Western literature is filled with novels, memoirs, and travelogues by and about white men who, seeking adventure or a deeper sense of self, travel the world to some exotic endpoint filled with dusky people who impart spiritual wisdom and share cultural practices that deliver each white man to a more “authentic” version of himself.

He, of course, positions himself—and is celebrated as—the dusky people’s champion and savior. The documentary Blood Brother is the 21st-century hipster remix of this time-honored narrative.

A Sundance Film Festival hit (of course), Blood tracks the journey of twentysomething Pittsburgh native and graphic designer Rocky Braat who, while working in India, stumbled over a home for children with HIV/AIDS and knew he’d found his home and calling.
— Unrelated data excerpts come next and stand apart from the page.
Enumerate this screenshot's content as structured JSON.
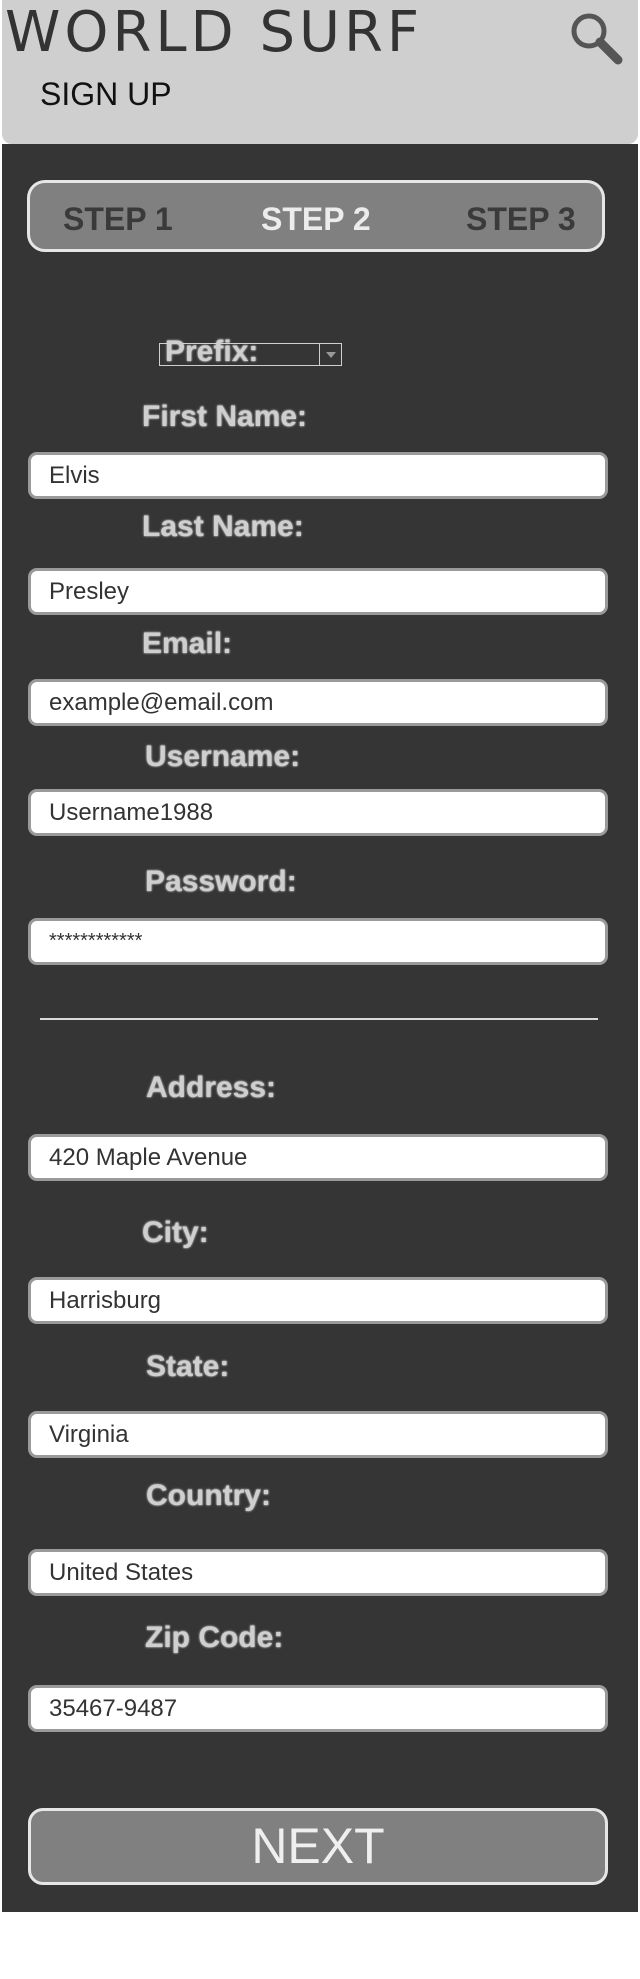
{
  "header": {
    "brand": "WORLD SURF",
    "subtitle": "SIGN UP",
    "search_icon": "search-icon"
  },
  "steps": [
    "STEP 1",
    "STEP 2",
    "STEP 3"
  ],
  "form": {
    "prefix_label": "Prefix:",
    "first_name_label": "First Name:",
    "first_name_value": "Elvis",
    "last_name_label": "Last Name:",
    "last_name_value": "Presley",
    "email_label": "Email:",
    "email_value": "example@email.com",
    "username_label": "Username:",
    "username_value": "Username1988",
    "password_label": "Password:",
    "password_value": "************",
    "address_label": "Address:",
    "address_value": "420 Maple Avenue",
    "city_label": "City:",
    "city_value": "Harrisburg",
    "state_label": "State:",
    "state_value": "Virginia",
    "country_label": "Country:",
    "country_value": "United States",
    "zip_label": "Zip Code:",
    "zip_value": "35467-9487"
  },
  "next_label": "NEXT",
  "colors": {
    "header_bg": "#cfcfcf",
    "panel_bg": "#353535",
    "step_bar_bg": "#808080",
    "label_text": "#cfcfcf"
  }
}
The film, directed by Braat’s longtime friend Steve Hoover (who shot it with a golden-hued vibrancy that makes even poverty look like a blessing), tracks our hero as he doles out medicine, teaches the kids English, leads sing-alongs, roughhouses with his charges, and leads them in chants of “I was always beautiful.”

There are lots of images of him looking forlornly into the camera or off into the distance when he’s not gushing inanities about the spiritual and cultural superiority of his new home. Neither the film nor Braat gives any political, cultural, or historical context or analysis of anything shown onscreen—poverty, beauty, illness. While Braat isn’t the Ugly American, he is its obnoxious cousin, the Clueless Yank. It’s not until late in the film that he bothers to put the home in the context of the larger village that houses it, and that’s only because of the villagers’ bigoted response upon learning that the kids have HIV/AIDS. (Their reaction is appropriately denounced by Braat, but the film tells nothing of how or if the tensions are resolved.)

There are undoubtedly several moving moments in the film, and the kids are gorgeous and heartbreaking, but none of that is strong enough to balance Braat’s galling and enabled narcissism, which pervades the film.